CLI Scraper Gem Project

Posted by tmetz on October 14, 2018

I am (finally!!!) about to submit my CLI scraper (https://github.com/tmetz/tribalcollege-cli). The project I chose was to scrape a list of tribal colleges from the American Indian Higher Education Commission’s website (http://www.aihec.org/who-we-serve/TCUroster-profiles.htm. You can view my walkthrough video at https://www.youtube.com/watch?v=ilpK8IWM6GE. This is very near and dear to my heart, as I worked at a tribal college, and saw the impact that it had on the students in the area. One thing that is hard for people to understand is how isolated some reservations can be. It was literally a 3 hour drive to get to the closest state university, and having a tribal college opened up so many possibilities for people on the rez.

I did run into some difficulty in trying to get this done. First of all, I took so long that big red messages started showing up on my learn.co console telling me I’d better not be looking at anything else until I submit this project! Woah!

It was difficult to get used to using the online sandbox (per the project instructions). There were a few times when I would work and think I was committing to github, only to find out later that I hadn’t, and that work was lost. I realized that the reason this was happening was that I was not committing from inside my gem’s directory.

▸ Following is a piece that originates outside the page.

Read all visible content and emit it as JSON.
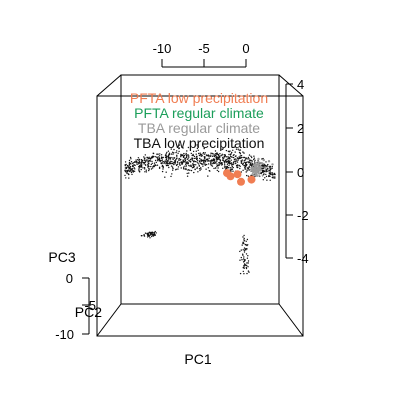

After I worked out the github issues, I looked at AIHEC’s website and realized it was going to be really, really hard to scrape. They used almost no “id”s and their structure was just crazy. I was watching Avi’s video where he groaned, “Oh no, it’s TABLES!” as I was looking at AIHEC’s table structure myself. I thought, if Avi is having this reaction, and I have something similar…I’m really screwed. I ended up using the xpath for the table element that I needed, but that took a long time to learn about and figure out.

I was so happy at the end, though, when I was able to just pound out the code to use a hash to store colleges by state – after all of that struggle, this part just clicked into place.

So I am ready to see what somebody else thinks and hear lots of constructive criticism.